Мы нашли вполне себе приличный подъезд (по-нашему — парадную), благо тогда муниципальным депутатам бюджетов еще не давали (не уверен, что и сами депутаты существовали), и домофоны даже в столице были редкостью. Максимум — кодовый замок с натертыми кнопками. Оставив больного сторожить наш скарб, мы с Сергеем разошлись в разные стороны добывать провизию.

У меня в кармане еще оставались какие-то гроши, и, покупая в ларьке буханку (или булку) черного хлеба, мне удалось вызвать жалость у ларечника своей душераздирающей, но правдивой историей про путешествие к Акопджан. Так что я вернулся в приютивший нас подъезд не только с хлебом, но еще и с куском сыра, а также с полупустой пачкой «Магны» — очень популярных тогда сигарет. Обитатели дома, возвращаясь с работы, проходили мимо нас и даже не возмущались, за что им сейчас, хоть и с опозданием, хочется сказать большое спасибо. Это и понятно, тогда еще такого нашествия питерских в Москву не было, и московское общество было значительно толерантнее к понаехавшим.

Сергей за это время успел поучаствовать в разгрузке машины с арбузами, денег ему не дали, но арбуз выдали отменный. Так что ужин выдался очень достойный.
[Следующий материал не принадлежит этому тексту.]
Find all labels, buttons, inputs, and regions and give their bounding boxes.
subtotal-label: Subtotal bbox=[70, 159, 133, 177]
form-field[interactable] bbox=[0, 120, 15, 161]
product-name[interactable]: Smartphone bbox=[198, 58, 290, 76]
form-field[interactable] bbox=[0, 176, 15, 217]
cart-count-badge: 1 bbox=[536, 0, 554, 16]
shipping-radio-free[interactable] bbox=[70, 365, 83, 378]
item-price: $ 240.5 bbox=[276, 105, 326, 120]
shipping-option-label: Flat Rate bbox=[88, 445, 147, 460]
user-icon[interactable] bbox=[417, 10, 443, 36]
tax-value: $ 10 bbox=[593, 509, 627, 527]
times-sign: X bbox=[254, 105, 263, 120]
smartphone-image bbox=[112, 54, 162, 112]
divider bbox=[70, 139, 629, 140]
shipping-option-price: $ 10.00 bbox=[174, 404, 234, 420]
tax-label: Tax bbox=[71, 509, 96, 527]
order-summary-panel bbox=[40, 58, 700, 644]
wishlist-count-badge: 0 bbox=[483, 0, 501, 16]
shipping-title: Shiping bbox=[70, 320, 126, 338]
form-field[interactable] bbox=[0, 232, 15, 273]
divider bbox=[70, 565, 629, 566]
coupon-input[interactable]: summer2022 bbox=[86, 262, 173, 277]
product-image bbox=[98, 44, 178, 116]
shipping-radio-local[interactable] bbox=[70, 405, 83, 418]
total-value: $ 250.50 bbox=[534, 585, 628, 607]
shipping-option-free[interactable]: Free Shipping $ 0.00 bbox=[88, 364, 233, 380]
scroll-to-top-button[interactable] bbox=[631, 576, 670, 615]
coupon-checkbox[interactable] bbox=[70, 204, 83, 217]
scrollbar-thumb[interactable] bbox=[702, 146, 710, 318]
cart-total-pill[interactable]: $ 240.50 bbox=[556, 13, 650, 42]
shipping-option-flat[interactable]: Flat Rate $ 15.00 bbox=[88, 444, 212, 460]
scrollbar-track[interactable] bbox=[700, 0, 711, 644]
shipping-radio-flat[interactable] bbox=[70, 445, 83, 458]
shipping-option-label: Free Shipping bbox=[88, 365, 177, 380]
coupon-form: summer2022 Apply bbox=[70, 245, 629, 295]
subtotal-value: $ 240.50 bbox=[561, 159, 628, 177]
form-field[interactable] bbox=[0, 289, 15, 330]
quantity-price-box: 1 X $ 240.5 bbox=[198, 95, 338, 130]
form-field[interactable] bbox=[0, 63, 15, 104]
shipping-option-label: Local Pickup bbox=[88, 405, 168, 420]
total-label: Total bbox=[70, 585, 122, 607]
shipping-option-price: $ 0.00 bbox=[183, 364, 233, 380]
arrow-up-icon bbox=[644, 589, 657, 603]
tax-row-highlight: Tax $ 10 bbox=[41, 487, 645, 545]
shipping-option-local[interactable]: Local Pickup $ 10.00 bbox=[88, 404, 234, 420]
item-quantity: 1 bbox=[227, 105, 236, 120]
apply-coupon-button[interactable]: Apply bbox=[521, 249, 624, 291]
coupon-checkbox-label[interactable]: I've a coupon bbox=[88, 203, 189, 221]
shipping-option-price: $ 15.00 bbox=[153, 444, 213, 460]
Пора было выдвигаться в сторону Ленинградского вокзала. После сурового урока, полученного в Малой Вишере, первое, что я сделал после прибытия в Москву — изучил табло отправлений в обратную сторону, так что расписание мы знали. И тут нас поджидал очередной каприз судьбы. Электричку, призванную везти нас домой в ноль часов с небольшим, тупо отменили. Могли же просто написать: «Тупую троицу из Москвы не выпускать!», а вместо какие-то технические причины придумали...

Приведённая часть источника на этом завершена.